Il existe cependant une possibilité de rétablir l’équilibre primordial. Ce nouveau paradigme s’inspire des qualités optimales de la vie humaine, non seulement en termes philosophiques et culturels mais également en ce qui concerne la nourriture, l’exercice et la société tels qu’ils existaient chez les hommes du Pléistocène et existent encore chez les derniers peuples de chasseurs-cueilleurs. La nature sauvage, nous le voyons à présent, n’est pas seulement une destination pour le riche voyageur ou une source « d’inspiration » pour une classe éduquée, elle est aussi le moule social et écologique de notre espèce, qui est toujours fondamental pour nous. […]

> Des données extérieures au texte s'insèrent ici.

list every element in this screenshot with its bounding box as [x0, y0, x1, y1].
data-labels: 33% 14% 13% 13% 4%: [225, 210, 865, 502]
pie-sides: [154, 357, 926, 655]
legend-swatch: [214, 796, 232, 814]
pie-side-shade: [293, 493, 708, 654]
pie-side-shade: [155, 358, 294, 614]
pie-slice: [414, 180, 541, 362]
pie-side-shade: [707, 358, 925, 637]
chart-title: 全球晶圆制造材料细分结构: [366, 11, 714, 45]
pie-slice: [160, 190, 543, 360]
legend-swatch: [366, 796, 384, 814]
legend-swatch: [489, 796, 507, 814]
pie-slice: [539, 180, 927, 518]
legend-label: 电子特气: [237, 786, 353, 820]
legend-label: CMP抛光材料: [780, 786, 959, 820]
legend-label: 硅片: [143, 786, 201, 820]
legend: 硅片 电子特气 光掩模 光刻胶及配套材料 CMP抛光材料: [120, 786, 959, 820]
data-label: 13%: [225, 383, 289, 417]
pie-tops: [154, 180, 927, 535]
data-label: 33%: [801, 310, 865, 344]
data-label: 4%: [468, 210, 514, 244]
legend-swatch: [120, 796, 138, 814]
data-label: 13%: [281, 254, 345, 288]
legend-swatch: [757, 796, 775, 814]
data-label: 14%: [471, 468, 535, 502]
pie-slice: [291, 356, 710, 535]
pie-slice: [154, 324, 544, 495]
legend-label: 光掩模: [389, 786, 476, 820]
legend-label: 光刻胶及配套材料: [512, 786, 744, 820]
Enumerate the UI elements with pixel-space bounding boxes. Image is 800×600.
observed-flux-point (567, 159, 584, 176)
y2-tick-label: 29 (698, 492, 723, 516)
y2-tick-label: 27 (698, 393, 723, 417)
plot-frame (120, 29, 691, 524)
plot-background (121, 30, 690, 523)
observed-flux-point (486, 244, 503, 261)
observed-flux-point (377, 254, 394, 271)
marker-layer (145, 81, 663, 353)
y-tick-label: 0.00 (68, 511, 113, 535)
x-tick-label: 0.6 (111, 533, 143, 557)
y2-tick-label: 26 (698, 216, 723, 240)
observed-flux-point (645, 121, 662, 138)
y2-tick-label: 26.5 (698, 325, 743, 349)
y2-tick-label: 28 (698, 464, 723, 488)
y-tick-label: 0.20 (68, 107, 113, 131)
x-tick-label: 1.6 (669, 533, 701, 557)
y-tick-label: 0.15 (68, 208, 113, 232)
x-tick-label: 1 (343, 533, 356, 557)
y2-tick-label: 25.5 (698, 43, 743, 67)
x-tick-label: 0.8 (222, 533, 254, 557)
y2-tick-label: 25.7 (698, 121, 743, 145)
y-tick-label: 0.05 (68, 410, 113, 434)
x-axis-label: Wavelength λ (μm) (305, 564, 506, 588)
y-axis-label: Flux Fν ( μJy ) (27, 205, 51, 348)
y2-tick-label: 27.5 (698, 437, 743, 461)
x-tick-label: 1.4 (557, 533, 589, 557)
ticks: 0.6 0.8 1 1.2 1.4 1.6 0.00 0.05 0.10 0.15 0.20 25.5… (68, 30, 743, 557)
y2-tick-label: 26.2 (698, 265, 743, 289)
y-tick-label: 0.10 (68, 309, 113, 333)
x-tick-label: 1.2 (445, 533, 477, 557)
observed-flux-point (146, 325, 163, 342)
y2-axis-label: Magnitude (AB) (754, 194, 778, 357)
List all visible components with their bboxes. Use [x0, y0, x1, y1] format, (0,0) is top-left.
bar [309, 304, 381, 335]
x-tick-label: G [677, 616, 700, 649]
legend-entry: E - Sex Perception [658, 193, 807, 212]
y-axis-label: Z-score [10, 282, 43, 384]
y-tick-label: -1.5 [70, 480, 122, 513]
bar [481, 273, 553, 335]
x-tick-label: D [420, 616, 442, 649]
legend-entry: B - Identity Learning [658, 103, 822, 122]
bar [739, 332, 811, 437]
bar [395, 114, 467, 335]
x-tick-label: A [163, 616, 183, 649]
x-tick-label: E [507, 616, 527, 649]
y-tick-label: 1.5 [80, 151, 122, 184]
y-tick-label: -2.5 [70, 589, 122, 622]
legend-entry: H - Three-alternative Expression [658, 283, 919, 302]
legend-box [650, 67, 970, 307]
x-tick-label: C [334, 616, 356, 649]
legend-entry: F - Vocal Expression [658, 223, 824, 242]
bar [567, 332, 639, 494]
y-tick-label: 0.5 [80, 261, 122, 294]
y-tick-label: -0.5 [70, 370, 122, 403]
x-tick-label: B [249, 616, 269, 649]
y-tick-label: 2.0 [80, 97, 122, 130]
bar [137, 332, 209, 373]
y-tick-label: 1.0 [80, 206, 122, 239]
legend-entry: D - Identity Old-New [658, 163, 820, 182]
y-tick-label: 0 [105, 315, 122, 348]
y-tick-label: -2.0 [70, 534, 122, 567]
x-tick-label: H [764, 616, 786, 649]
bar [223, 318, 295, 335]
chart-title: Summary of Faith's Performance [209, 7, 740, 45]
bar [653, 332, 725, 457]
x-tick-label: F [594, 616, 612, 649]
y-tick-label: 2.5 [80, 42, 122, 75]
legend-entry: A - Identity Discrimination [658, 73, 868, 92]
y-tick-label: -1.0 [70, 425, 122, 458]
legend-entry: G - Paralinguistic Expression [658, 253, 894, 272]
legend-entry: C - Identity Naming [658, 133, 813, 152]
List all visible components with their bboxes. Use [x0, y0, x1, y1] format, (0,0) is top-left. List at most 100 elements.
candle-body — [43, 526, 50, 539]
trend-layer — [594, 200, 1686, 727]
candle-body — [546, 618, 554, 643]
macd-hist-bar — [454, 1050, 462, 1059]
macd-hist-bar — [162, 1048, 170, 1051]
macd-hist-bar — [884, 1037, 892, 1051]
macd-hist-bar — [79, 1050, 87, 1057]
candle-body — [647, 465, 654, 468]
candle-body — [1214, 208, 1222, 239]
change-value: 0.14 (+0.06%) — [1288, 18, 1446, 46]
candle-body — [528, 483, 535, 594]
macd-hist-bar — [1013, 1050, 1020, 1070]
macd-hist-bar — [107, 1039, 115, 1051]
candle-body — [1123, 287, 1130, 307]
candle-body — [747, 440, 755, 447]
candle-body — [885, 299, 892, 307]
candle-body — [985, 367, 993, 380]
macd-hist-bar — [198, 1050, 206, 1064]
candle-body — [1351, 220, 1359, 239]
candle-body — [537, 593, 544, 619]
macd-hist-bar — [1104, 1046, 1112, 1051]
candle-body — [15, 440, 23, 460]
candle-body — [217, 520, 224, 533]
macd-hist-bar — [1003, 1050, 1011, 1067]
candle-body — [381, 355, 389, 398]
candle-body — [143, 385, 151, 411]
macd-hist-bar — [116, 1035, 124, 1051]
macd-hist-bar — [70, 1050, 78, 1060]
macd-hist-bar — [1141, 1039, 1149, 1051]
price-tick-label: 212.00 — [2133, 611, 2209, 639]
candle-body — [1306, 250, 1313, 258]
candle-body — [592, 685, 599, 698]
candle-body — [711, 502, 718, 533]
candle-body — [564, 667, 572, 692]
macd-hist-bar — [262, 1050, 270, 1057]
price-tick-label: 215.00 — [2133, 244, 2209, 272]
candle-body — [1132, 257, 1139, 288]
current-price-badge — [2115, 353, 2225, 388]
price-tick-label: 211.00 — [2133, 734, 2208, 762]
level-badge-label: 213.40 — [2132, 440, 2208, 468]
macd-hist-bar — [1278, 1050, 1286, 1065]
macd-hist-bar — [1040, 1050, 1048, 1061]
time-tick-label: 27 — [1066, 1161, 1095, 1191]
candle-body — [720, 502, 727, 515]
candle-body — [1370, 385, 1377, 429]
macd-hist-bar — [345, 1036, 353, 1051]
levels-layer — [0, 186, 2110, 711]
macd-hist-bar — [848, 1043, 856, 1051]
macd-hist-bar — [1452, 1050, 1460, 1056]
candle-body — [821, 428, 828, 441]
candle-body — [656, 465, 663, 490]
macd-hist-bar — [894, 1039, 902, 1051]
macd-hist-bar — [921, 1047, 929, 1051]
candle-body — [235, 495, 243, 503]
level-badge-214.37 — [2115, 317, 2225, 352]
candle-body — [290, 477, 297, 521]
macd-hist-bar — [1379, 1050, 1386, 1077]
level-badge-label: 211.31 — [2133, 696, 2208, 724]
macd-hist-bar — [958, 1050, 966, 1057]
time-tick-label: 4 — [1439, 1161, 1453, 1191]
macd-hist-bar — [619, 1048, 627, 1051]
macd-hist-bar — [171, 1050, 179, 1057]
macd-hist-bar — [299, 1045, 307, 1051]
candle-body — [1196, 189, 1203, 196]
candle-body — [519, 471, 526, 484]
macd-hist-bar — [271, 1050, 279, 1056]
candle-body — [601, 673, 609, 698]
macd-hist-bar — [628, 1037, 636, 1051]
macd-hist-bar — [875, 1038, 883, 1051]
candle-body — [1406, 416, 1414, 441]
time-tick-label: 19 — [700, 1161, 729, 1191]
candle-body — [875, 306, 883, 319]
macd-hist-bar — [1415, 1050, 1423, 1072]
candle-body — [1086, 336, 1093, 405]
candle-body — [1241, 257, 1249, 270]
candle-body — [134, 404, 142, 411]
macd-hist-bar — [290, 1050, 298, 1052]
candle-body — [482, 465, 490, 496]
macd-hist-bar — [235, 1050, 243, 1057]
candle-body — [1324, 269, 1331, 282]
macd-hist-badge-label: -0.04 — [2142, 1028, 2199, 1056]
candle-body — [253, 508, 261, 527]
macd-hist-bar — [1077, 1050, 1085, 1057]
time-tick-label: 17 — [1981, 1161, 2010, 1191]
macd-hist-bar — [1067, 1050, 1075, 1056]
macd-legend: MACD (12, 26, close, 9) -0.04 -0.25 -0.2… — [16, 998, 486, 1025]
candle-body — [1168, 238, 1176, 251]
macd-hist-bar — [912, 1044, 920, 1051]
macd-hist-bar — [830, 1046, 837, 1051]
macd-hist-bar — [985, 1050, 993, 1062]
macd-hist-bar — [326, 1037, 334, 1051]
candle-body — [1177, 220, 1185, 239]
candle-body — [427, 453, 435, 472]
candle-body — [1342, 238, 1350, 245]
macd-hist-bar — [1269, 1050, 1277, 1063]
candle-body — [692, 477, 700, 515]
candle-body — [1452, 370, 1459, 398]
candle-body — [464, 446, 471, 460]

Nous acceptons aujourd’hui comme un fait l’importance déterminante du génome sur notre existence, non parce que la société serait devenue plus sensible à l’évolution, mais grâce à la recherche médicale. Notre intégrité héréditaire est la conséquence d’un passé très ancien qui se poursuit en nous. Notre santé au sens large en dépend. À mesure que nous établissons des liens entre nos maladies organiques et le décalage entre les besoins du génome et les environnements contemporains que nous avons créés, nous cessons de faire la guerre aux processus naturels et à la notion d’état sauvage. Nous sommes des hominidés du Pléistocène, constitués de façon infiniment précise pour une vie omnivore en petits groupes sur les lisières des forêts et des plaines, au cœur de la nature sauvage. Nous sommes de plus en plus nombreux à souffrir d’une intolérance immunologique au lait, aux céréales et à pâtir de maladies vasculaires, nos artères étant bouchées par les graisses domestiques et le cholestérol. Nous sommes confrontés à la décrépitude du corps et de l’esprit causés par la sédentarité, les psychoses des populations surpeuplées, des ontogenèses ratées, et des cosmologies qui font des dégâts parce qu’elles exigent un contrôle sur la nature sauvage, au lieu de s’y soumettre. Ces cosmologies sont fondées sur le modèle centralisé de la basse-cour.
Si nous avons commencé depuis peu à mieux nous alimenter et à faire de l’exercice, ce n’est pas parce que nous percevons que la vie disparue des ères glaciaires était faite pour nous, mais en réponse aux symptômes qui trahissent précisément notre éloignement vis-à-vis d’elle. En général, nous ne nous rendons pas compte que le monde lointain de « l’ère glaciaire » est l’endroit où se sont élaborés les critères qui décident encore aujourd’hui du succès ou de l’échec de nos thérapies médicales. C’est aussi là qu’il faut chercher la véritable possibilité d’un rétablissement.